Tak disangka, kepergian orang tua laki-lakinya menghadap Sang Pencipta, lima tahun silam, ternyata menjadi permulaan dari perjalanan spiritual Latifa.
Kematian sang ayah tercinta yang bernama Zuhrizal sejatinya menjadi pukulan telak bagi Latifa yang masih berusia belia. Padahal, sebelum berpulang, ayahnya tercatat sebagai calon jamaah haji yang dijadwalkan berangkat bersama sang istri pada 2023.
Dua tahun usai kepergian ayahnya, pihak keluarga bermufakat serta memutuskan agar kuota haji atas nama almarhum dialihkan kepada Latifa. Namun, rencana itu buyar, setelah mengetahui salah satu syarat untuk menunaikan ibadah haji, saat itu ialah minimal berusia 18 tahun, sementara Latifa tidak memenuhi persyaratan tersebut.
"Dulu, pada 2023 memang sempat ingin naik haji, tapi waktu itu umur saya belum cukup," kata Lala, sapaan akrabnya.
Panggilan spiritual itu akhirnya tiba pada musim haji 1447 Hijriah, seiring dengan adanya perubahan usia minimum bagi jamaah calon haji dalam aturan yang dikeluarkan Kementerian Haji dan Umrah (Kemenhaj).
Lala resmi tercatat sebagai calon haji asal Kota Padang yang tergabung pada kelompok terbang (kloter) pertama. Ia sekaligus menjadi calon jamaah haji termuda dari Sumbar yang diberangkatkan pada musim haji 2026 berdasarkan catatan dari Kantor Wilayah Kemenhaj provinsi setempat.
Sebelum bertolak ke Tanah suci, Lala bercerita bahwa ia tidak pernah menyangka akan menunaikan rukun islam kelima itu bersama ibundanya. Ia bahkan telah mengikhlaskan kuota almarhum sang ayah agar diisi oleh saudaranya yang lain, usai gagal berangkat pada 2023.

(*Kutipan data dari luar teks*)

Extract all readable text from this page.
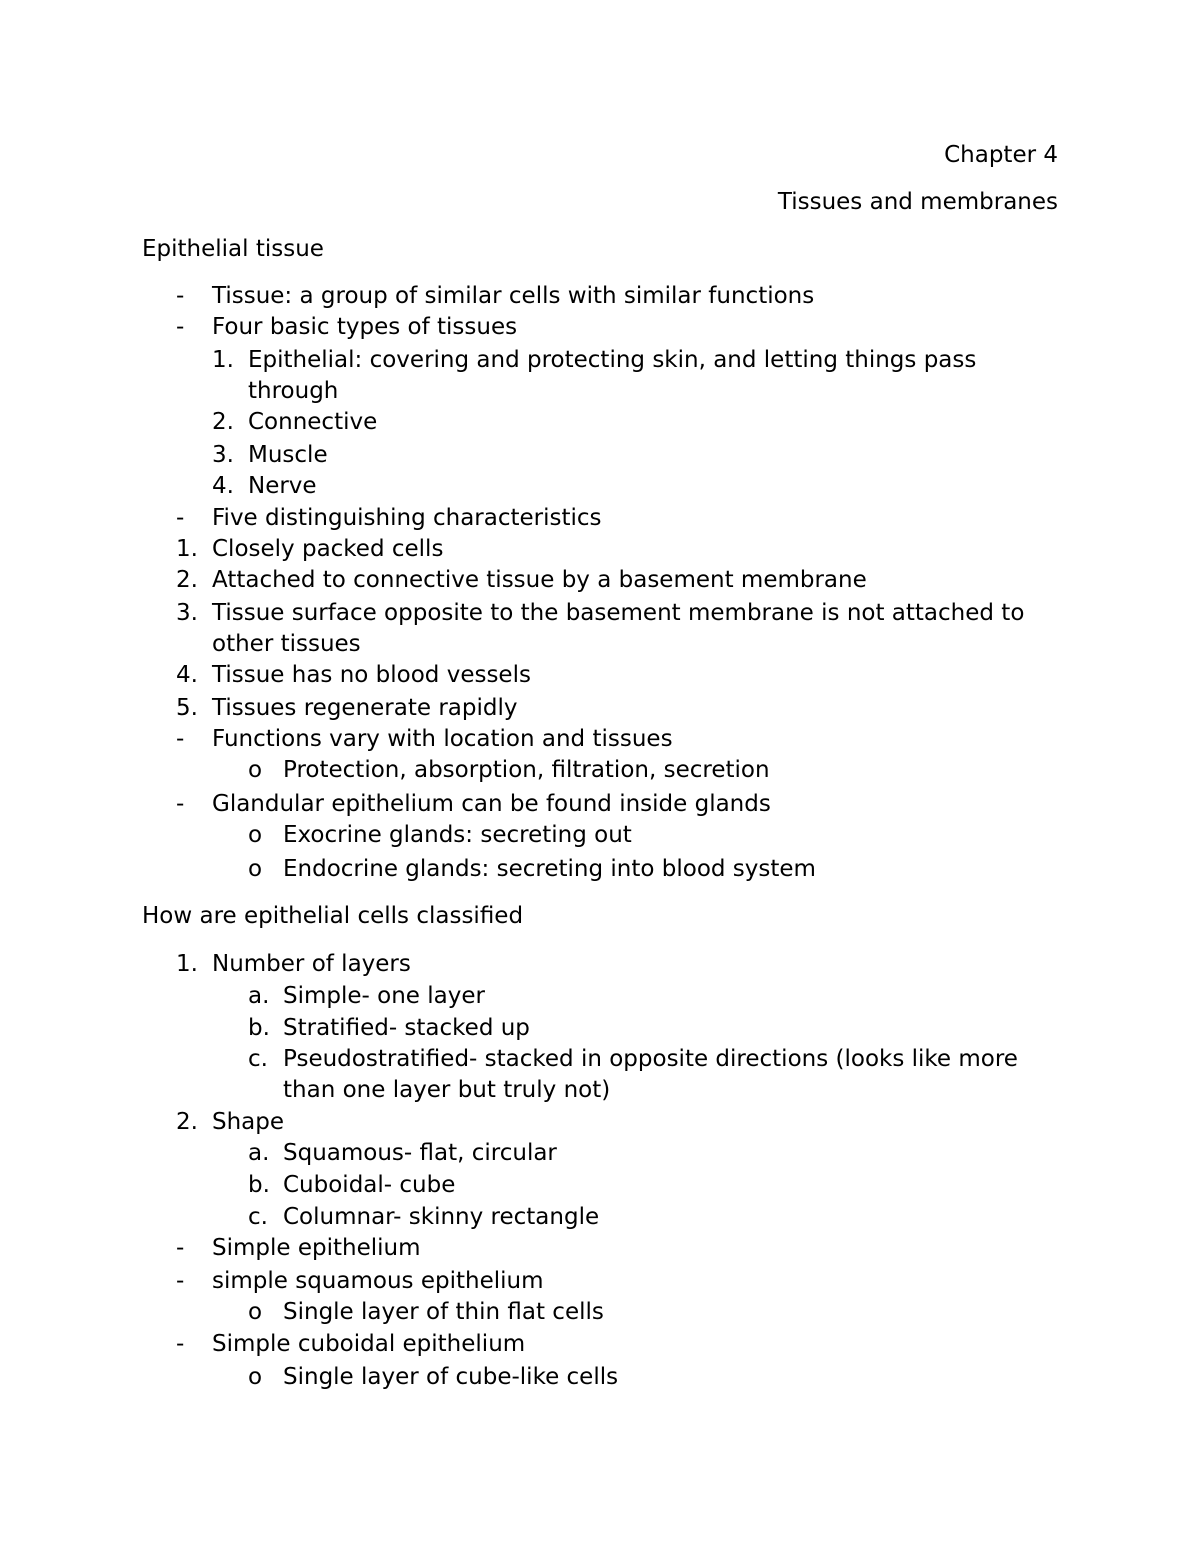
Chapter 4
Tissues and membranes
Epithelial tissue
- Tissue: a group of similar cells with similar functions
- Four basic types of tissues
1. Epithelial: covering and protecting skin, and letting things pass
through
2. Connective
3. Muscle
4. Nerve
- Five distinguishing characteristics
1. Closely packed cells
2. Attached to connective tissue by a basement membrane
3. Tissue surface opposite to the basement membrane is not attached to
other tissues
4. Tissue has no blood vessels
5. Tissues regenerate rapidly
- Functions vary with location and tissues
o Protection, absorption, filtration, secretion
- Glandular epithelium can be found inside glands
o Exocrine glands: secreting out
o Endocrine glands: secreting into blood system
How are epithelial cells classified
1. Number of layers
a. Simple- one layer
b. Stratified- stacked up
c. Pseudostratified- stacked in opposite directions (looks like more
than one layer but truly not)
2. Shape
a. Squamous- flat, circular
b. Cuboidal- cube
c. Columnar- skinny rectangle
- Simple epithelium
- simple squamous epithelium
o Single layer of thin flat cells
- Simple cuboidal epithelium
o Single layer of cube-like cells
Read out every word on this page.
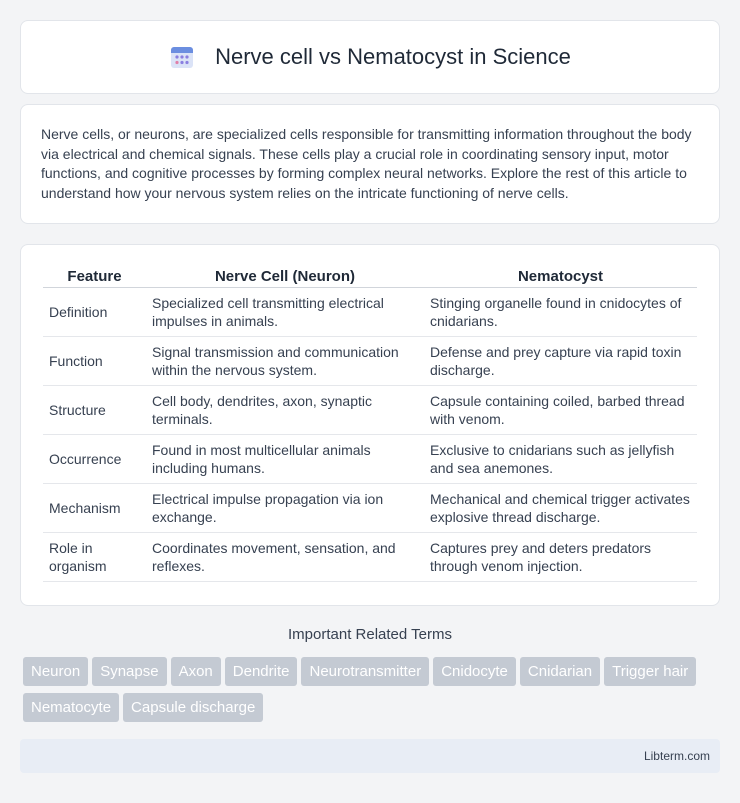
Nerve cell vs Nematocyst in Science

Nerve cells, or neurons, are specialized cells responsible for transmitting information throughout the body via electrical and chemical signals. These cells play a crucial role in coordinating sensory input, motor functions, and cognitive processes by forming complex neural networks. Explore the rest of this article to understand how your nervous system relies on the intricate functioning of nerve cells.

Feature	Nerve Cell (Neuron)	Nematocyst
Definition	Specialized cell transmitting electrical impulses in animals.	Stinging organelle found in cnidocytes of cnidarians.
Function	Signal transmission and communication within the nervous system.	Defense and prey capture via rapid toxin discharge.
Structure	Cell body, dendrites, axon, synaptic terminals.	Capsule containing coiled, barbed thread with venom.
Occurrence	Found in most multicellular animals including humans.	Exclusive to cnidarians such as jellyfish and sea anemones.
Mechanism	Electrical impulse propagation via ion exchange.	Mechanical and chemical trigger activates explosive thread discharge.
Role in organism	Coordinates movement, sensation, and reflexes.	Captures prey and deters predators through venom injection.
Important Related Terms
Neuron Synapse Axon Dendrite Neurotransmitter Cnidocyte Cnidarian Trigger hairNematocyte Capsule discharge
Libterm.com
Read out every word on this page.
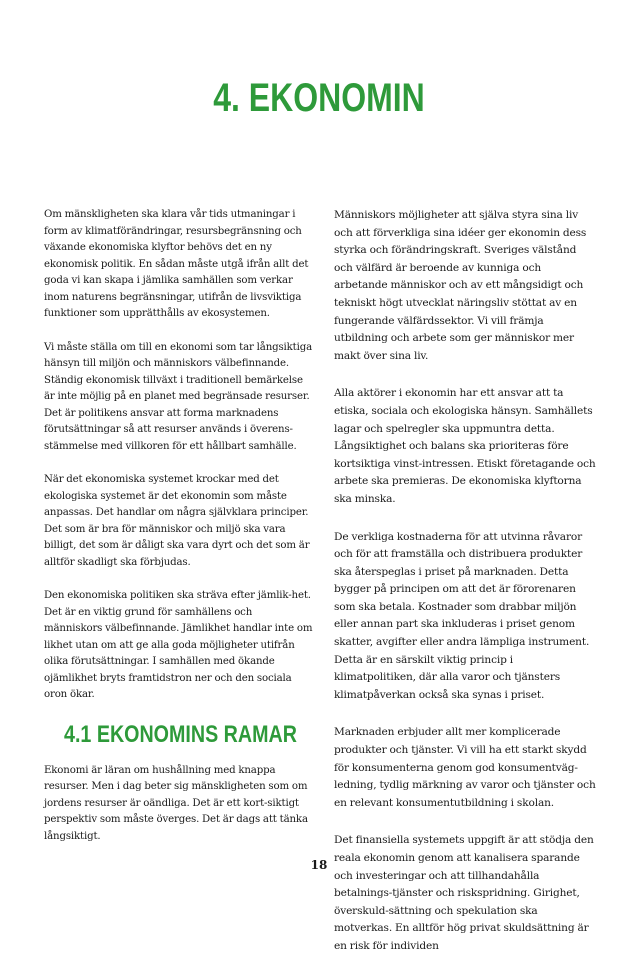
4. EKONOMIN

Om mänskligheten ska klara vår tids utmaningar i form av klimatförändringar, resursbegränsning och växande ekonomiska klyftor behövs det en ny ekonomisk politik. En sådan måste utgå ifrån allt det goda vi kan skapa i jämlika samhällen som verkar inom naturens begränsningar, utifrån de livsviktiga funktioner som upprätthålls av ekosystemen.

Vi måste ställa om till en ekonomi som tar långsiktiga hänsyn till miljön och människors välbefinnande. Ständig ekonomisk tillväxt i traditionell bemärkelse är inte möjlig på en planet med begränsade resurser. Det är politikens ansvar att forma marknadens förutsättningar så att resurser används i överens-stämmelse med villkoren för ett hållbart samhälle.

När det ekonomiska systemet krockar med det ekologiska systemet är det ekonomin som måste anpassas. Det handlar om några självklara principer. Det som är bra för människor och miljö ska vara billigt, det som är dåligt ska vara dyrt och det som är alltför skadligt ska förbjudas.

Den ekonomiska politiken ska sträva efter jämlik-het. Det är en viktig grund för samhällens och människors välbefinnande. Jämlikhet handlar inte om likhet utan om att ge alla goda möjligheter utifrån olika förutsättningar. I samhällen med ökande ojämlikhet bryts framtidstron ner och den sociala oron ökar.

4.1 EKONOMINS RAMAR

Ekonomi är läran om hushållning med knappa resurser. Men i dag beter sig mänskligheten som om jordens resurser är oändliga. Det är ett kort-siktigt perspektiv som måste överges. Det är dags att tänka långsiktigt.

Människors möjligheter att själva styra sina liv och att förverkliga sina idéer ger ekonomin dess styrka och förändringskraft. Sveriges välstånd och välfärd är beroende av kunniga och arbetande människor och av ett mångsidigt och tekniskt högt utvecklat näringsliv stöttat av en fungerande välfärdssektor. Vi vill främja utbildning och arbete som ger människor mer makt över sina liv.

Alla aktörer i ekonomin har ett ansvar att ta etiska, sociala och ekologiska hänsyn. Samhällets lagar och spelregler ska uppmuntra detta. Långsiktighet och balans ska prioriteras före kortsiktiga vinst-intressen. Etiskt företagande och arbete ska premieras. De ekonomiska klyftorna ska minska.

De verkliga kostnaderna för att utvinna råvaror och för att framställa och distribuera produkter ska återspeglas i priset på marknaden. Detta bygger på principen om att det är förorenaren som ska betala. Kostnader som drabbar miljön eller annan part ska inkluderas i priset genom skatter, avgifter eller andra lämpliga instrument. Detta är en särskilt viktig princip i klimatpolitiken, där alla varor och tjänsters klimatpåverkan också ska synas i priset.

Marknaden erbjuder allt mer komplicerade produkter och tjänster. Vi vill ha ett starkt skydd för konsumenterna genom god konsumentväg-ledning, tydlig märkning av varor och tjänster och en relevant konsumentutbildning i skolan.

Det finansiella systemets uppgift är att stödja den reala ekonomin genom att kanalisera sparande och investeringar och att tillhandahålla betalnings-tjänster och riskspridning. Girighet, överskuld-sättning och spekulation ska motverkas. En alltför hög privat skuldsättning är en risk för individen

18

Menurut dia, terdapat beberapa pertimbangan, sebelum memutuskan untuk melaksanakan ibadah haji tahun ini. Mulanya, ia mendorong agar kakak keduanya yang berangkat haji. Hal ini dikarenakan saudaranya lebih mengerti tentang sikap dan kepribadian sang ibu.
Akan tetapi, ketiga saudaranya kembali bersepakat bahwa si bungsulah yang lebih tepat untuk berangkat haji bersama orang tuanya. Meskipun ada rasa haru yang tak bisa disembunyikan, Lala tetap menyimpan kesedihan, sebelum bertolak ke tanah suci.
Di lubuk hatinya, Lala masih kerap membayangkan bahwa seharusnya ayahnyalah yang berangkat haji bersama sang ibu. Namun, takdir telah ditetapkan, di mana Tuhan memilihnya untuk mendampingi ibunda menatap Ka'bah.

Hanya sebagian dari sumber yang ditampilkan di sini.